Всякий раз после очередного опасного порога люди на пароходе переводили дух, с трудом глотая воздух, как в перерыве между напряженными схватками. Кто-то глянул на пенящиеся возле берега волны н вдруг заметил человека и буйвола, которых закрутило в водоворот. Над поверхностью воды виднелась лишь копна черных волос да стремительно вращавшиеся длиннющие рога.
Иногда переполненный пароход, шедший против течения, начинало вдруг сильно раскачивать. Через борт хлестала вода, и все, кто был на палубе, вымокали до нитки.
Как только солнце скрывалось за вершинами гор, пассажиров пронизывал ледяной ветер, и они дрожали от холода.

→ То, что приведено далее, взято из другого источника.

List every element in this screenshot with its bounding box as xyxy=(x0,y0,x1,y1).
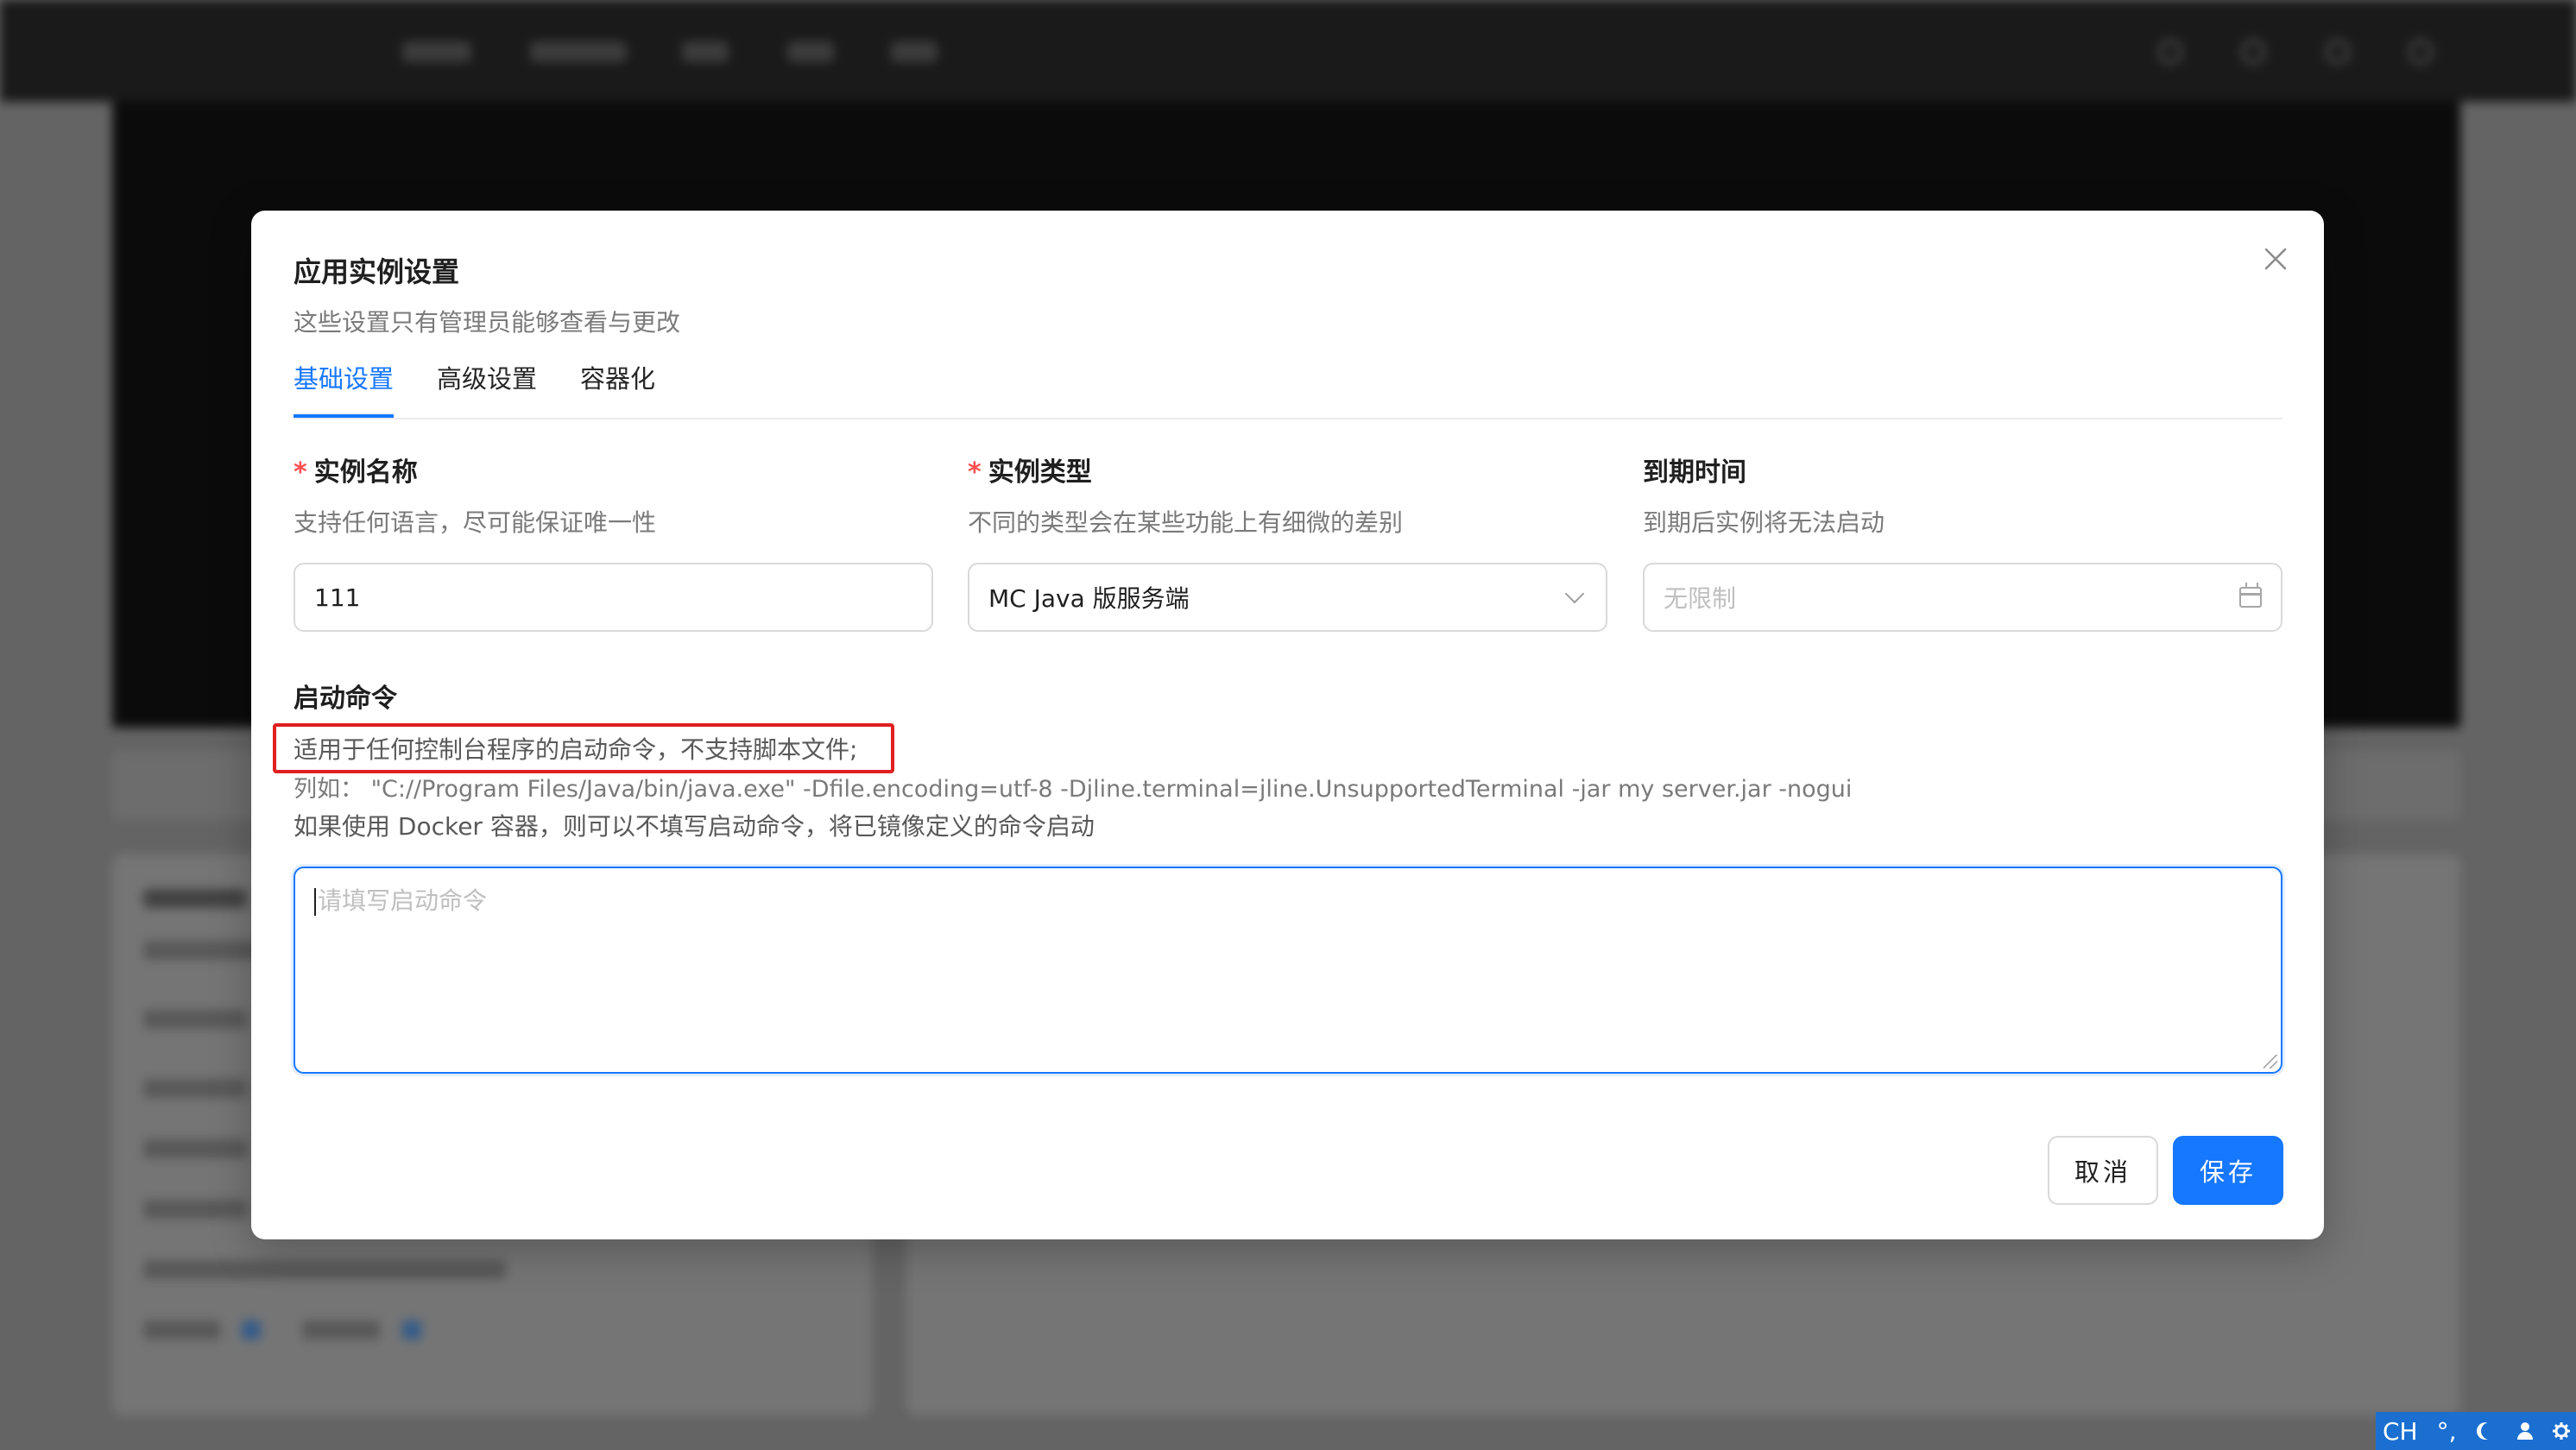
instance-name-label-text: 实例名称 xyxy=(313,457,418,488)
required-mark: * xyxy=(294,457,307,488)
instance-name-input[interactable]: 111 xyxy=(294,563,933,632)
close-button[interactable] xyxy=(2258,242,2293,276)
instance-name-value: 111 xyxy=(314,583,361,612)
instance-type-label: * 实例类型 xyxy=(968,451,1092,489)
instance-settings-dialog: 应用实例设置 这些设置只有管理员能够查看与更改 基础设置 高级设置 容器化 * 实… xyxy=(251,211,2324,1239)
expire-time-label: 到期时间 xyxy=(1643,457,1746,488)
instance-type-select[interactable]: MC Java 版服务端 xyxy=(968,563,1607,632)
tab-basic-settings[interactable]: 基础设置 xyxy=(294,359,395,418)
chevron-down-icon xyxy=(1564,583,1585,604)
gear-icon xyxy=(2552,1422,2570,1440)
dialog-title: 应用实例设置 xyxy=(294,255,460,288)
close-icon xyxy=(2264,248,2287,270)
tab-containerization[interactable]: 容器化 xyxy=(580,359,655,414)
start-command-help-line1: 适用于任何控制台程序的启动命令，不支持脚本文件; xyxy=(294,735,858,764)
text-caret xyxy=(314,888,316,916)
expire-time-picker[interactable]: 无限制 xyxy=(1643,563,2282,632)
instance-type-help: 不同的类型会在某些功能上有细微的差别 xyxy=(968,508,1404,537)
dialog-subtitle: 这些设置只有管理员能够查看与更改 xyxy=(294,308,681,337)
save-button[interactable]: 保存 xyxy=(2173,1136,2283,1205)
expire-time-placeholder: 无限制 xyxy=(1664,584,1737,613)
ime-punctuation-mode: °, xyxy=(2436,1416,2457,1446)
moon-icon xyxy=(2481,1422,2498,1440)
settings-tabs: 基础设置 高级设置 容器化 xyxy=(294,359,2282,419)
calendar-icon xyxy=(2239,583,2262,608)
ime-language-label: CH xyxy=(2383,1416,2418,1446)
instance-type-value: MC Java 版服务端 xyxy=(988,584,1190,613)
instance-type-label-text: 实例类型 xyxy=(988,457,1092,488)
expire-time-help: 到期后实例将无法启动 xyxy=(1643,508,1885,537)
ime-indicator[interactable]: CH °, xyxy=(2376,1412,2576,1450)
tab-advanced-settings[interactable]: 高级设置 xyxy=(437,359,537,414)
start-command-example: 列如： "C://Program Files/Java/bin/java.exe… xyxy=(294,776,1853,803)
required-mark: * xyxy=(968,457,982,488)
start-command-docker-note: 如果使用 Docker 容器，则可以不填写启动命令，将已镜像定义的命令启动 xyxy=(294,812,1095,841)
start-command-placeholder: 请填写启动命令 xyxy=(318,886,488,915)
user-icon xyxy=(2516,1422,2533,1440)
resize-handle-icon[interactable] xyxy=(2263,1055,2277,1069)
cancel-button[interactable]: 取消 xyxy=(2048,1136,2158,1205)
instance-name-help: 支持任何语言，尽可能保证唯一性 xyxy=(294,508,657,537)
start-command-textarea[interactable]: 请填写启动命令 xyxy=(294,867,2282,1074)
instance-name-label: * 实例名称 xyxy=(294,451,418,489)
start-command-label: 启动命令 xyxy=(294,684,397,714)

Изредка узкий луч солнца проскальзывал между скал, бросая на рокочущие волны полоску радуги удивительной красоты.
Зеленые горы и крутые утесы на берегах имели свои названия. Их очертания создавали бесконечную панораму разворачивающегося свитка. Сколько людей в прошлом, да и в настоящем, воспевали причудливые волшебные пейзажи этой реки! Сколько людей рассказывали о ней удивительные истории! Еще живы в памяти легенды о том, как встречались в уединении князь царства Чу Хуайван и прелестная богиня горы Ушань. Однако беженцам было не до красот. Когда пароход миновал ущелье Уся, проплывая мимо вершины прекрасной богини, красавицы всех времен, никого это не тронуло.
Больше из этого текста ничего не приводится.